Check your permissions regularly to make sure you’re not granting sketchy apps access to your camera, he advised. On an iPhone, go to Settings -> Privacy -> Camera and toggle off any apps you don’t need the camera for. On an Android device, check Settings -> Biometrics and security -> App permissions -> Camera.
Keep in mind that some webcam snoops walk in through the metaphorical front door. If you use a work-issued computer, your company may use software that lets it access your webcam. Companies generally aren’t using that capability to watch you at home, Ashkenazi said, but that doesn’t mean a one-off creep in the IT department can’t do it.
And last, your webcam spy may not even be human. Hackers can use automation to vacuum up data from compromised computers — including data from the camera, XR Safety Initiative’s Pearlman said. That data may never have an audience, but best to slap on a camera cover anyway.
Why your webcam sticker isn’t enough
Camera covers shut down snooping before it can happen. But they’re not a permanent fix — especially as it becomes harder to know when we’re on camera.

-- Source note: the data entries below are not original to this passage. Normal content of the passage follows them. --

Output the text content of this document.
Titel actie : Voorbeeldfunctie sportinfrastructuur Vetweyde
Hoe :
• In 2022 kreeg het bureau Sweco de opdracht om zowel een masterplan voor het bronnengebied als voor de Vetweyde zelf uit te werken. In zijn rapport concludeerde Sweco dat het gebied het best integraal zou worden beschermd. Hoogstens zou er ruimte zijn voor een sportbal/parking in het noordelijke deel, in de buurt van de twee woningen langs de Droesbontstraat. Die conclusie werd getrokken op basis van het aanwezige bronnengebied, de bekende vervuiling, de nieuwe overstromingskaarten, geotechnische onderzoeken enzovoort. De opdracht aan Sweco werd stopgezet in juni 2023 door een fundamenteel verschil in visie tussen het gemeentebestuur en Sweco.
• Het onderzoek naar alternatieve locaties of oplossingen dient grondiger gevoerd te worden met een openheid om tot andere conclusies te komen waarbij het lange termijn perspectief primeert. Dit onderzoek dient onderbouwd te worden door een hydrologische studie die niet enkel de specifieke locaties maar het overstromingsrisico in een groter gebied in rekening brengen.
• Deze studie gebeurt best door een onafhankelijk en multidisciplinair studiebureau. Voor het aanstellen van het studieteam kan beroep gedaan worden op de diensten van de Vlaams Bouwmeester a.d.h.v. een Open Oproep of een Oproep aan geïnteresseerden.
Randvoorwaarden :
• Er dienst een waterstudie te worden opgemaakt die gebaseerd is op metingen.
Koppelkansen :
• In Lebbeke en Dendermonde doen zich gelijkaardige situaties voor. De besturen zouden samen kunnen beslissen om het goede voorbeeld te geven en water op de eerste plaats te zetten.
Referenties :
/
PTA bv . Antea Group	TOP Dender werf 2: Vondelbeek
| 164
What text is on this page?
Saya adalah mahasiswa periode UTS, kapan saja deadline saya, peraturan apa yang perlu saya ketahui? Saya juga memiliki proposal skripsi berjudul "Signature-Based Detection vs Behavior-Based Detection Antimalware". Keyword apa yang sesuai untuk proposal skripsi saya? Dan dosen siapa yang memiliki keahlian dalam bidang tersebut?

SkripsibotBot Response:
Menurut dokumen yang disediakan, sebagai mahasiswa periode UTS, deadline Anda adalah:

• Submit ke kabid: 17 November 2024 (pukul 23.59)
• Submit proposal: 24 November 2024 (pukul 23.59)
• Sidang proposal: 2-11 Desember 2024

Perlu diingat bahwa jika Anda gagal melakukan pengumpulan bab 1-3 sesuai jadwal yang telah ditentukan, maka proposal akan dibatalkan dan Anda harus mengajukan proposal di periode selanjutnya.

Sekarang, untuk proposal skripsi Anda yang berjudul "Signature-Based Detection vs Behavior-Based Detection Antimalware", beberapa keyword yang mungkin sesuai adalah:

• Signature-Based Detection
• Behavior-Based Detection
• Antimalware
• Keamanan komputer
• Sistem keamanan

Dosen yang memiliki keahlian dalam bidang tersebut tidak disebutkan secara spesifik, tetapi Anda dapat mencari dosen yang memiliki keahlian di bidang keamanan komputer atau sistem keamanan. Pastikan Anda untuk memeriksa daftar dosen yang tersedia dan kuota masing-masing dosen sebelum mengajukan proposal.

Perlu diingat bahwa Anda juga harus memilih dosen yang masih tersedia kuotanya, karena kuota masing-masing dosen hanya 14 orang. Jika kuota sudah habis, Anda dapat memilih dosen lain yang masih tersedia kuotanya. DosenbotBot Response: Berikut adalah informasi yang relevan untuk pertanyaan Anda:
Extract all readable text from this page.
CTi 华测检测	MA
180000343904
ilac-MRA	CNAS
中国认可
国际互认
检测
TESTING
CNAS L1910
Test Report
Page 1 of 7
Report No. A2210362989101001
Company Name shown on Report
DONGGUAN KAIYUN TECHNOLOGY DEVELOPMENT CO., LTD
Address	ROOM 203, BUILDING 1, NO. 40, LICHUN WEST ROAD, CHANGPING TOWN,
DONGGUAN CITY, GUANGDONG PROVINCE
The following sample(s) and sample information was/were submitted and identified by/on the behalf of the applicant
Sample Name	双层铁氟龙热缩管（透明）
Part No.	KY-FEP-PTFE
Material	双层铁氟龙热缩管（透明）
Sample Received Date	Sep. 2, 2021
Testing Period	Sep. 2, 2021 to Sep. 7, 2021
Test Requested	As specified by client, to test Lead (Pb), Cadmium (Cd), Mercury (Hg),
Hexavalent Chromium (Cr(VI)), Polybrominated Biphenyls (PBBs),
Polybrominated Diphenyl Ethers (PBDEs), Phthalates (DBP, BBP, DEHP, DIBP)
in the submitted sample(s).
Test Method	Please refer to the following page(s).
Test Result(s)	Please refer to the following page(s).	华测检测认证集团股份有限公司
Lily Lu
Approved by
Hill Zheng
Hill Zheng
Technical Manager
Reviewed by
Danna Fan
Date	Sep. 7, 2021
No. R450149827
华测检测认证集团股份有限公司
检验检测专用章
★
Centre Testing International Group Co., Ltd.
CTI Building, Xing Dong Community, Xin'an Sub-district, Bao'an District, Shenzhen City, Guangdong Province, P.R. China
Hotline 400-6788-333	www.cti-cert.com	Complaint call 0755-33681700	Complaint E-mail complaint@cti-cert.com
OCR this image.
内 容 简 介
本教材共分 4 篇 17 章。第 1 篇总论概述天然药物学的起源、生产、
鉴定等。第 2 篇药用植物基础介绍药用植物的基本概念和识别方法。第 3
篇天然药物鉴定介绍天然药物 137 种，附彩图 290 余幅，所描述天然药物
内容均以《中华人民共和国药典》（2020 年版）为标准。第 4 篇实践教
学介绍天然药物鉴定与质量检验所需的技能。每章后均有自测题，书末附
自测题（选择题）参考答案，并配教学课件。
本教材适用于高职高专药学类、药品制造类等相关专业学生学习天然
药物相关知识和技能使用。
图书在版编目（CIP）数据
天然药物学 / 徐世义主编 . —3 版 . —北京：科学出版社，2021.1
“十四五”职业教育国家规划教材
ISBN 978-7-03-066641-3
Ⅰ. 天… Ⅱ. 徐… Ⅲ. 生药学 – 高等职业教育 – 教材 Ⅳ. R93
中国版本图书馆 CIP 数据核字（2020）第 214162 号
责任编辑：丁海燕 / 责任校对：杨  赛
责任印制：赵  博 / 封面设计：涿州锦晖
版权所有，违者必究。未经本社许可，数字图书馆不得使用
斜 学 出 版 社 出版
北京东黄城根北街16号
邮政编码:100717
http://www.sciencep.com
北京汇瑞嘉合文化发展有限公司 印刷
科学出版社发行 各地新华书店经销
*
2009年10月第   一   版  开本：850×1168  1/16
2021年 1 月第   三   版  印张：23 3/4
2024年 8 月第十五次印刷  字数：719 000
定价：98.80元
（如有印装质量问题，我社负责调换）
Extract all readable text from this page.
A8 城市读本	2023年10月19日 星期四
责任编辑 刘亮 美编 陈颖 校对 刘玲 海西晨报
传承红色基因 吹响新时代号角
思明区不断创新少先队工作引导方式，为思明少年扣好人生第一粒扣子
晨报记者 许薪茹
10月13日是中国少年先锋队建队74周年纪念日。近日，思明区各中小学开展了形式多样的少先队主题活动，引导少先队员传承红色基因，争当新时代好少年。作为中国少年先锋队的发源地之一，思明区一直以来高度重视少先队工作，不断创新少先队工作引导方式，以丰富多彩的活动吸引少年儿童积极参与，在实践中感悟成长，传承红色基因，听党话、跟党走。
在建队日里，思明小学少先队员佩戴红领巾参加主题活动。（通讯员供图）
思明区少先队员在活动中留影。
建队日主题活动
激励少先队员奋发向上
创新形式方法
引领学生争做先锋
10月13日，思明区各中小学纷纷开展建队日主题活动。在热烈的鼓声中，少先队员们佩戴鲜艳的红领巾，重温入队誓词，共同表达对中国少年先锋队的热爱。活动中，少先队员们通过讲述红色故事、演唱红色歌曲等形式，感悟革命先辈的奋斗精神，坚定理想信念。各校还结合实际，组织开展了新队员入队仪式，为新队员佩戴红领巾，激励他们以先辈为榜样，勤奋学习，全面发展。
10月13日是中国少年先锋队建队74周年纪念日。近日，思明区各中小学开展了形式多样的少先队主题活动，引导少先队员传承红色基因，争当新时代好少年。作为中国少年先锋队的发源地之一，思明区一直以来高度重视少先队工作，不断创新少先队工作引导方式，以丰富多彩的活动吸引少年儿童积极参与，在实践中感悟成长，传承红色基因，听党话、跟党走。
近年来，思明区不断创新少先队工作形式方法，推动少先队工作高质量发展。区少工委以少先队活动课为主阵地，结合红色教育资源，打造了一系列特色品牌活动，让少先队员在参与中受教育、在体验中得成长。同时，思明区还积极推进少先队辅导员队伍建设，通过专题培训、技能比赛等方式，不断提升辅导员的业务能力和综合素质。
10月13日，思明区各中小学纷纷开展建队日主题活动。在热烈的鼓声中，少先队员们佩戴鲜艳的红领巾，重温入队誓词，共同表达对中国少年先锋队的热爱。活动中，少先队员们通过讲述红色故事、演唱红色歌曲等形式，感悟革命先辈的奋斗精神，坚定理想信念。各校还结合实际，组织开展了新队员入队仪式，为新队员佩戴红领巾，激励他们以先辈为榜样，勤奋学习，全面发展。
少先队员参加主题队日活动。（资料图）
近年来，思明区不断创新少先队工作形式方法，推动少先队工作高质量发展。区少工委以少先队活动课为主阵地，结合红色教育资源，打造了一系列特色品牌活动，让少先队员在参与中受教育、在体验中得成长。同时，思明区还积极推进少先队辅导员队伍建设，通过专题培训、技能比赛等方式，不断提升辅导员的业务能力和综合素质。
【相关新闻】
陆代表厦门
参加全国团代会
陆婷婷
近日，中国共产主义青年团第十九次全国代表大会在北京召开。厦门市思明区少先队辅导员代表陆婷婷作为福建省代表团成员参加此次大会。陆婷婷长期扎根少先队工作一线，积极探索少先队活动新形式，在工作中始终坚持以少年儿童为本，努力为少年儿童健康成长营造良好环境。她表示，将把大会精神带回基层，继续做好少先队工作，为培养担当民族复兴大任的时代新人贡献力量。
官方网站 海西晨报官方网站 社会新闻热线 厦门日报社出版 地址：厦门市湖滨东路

For instance, Facebook unveiled a $300 pair of “smart glasses” in September that can capture photos and videos as the wearer moves through the world. The specs are more subtle and stylish than predecessors from companies such as Google, and despite a lukewarm reception, it’s only a matter of time before smart glasses are part of our everyday lives, according to Pearlman. And that’s not to mention the camera-enabled connected devices springing up in our homes, cities and workplaces.
We’re heading toward an era of “constant reality capture,” she said, in which people and companies will be recording wherever we go. It raises privacy questions we haven’t yet tackled.
“What happens to our privacy when these [webcam] covers are just completely a historical phenomenon, and nobody cares anymore because everything is recorded anyway?” she said. “We’re moving into this culture where the question of ‘Should I have a mechanical cover to shut off any camera that could be spying on me?’ is moot.”
For Pearlman, real privacy is a matter of context, control and choice: In what context am I willing to be recorded? What control do I get over the data that’s captured? And was I given a choice to opt out?
Right now, companies make those types of privacy decisions, not consumers. In the future, that needs to change, Pearlman said.
“I think we need to open, decentralize and make these decisions collectively so that billions of people don’t feel powerless when these choices are taken away,” she said.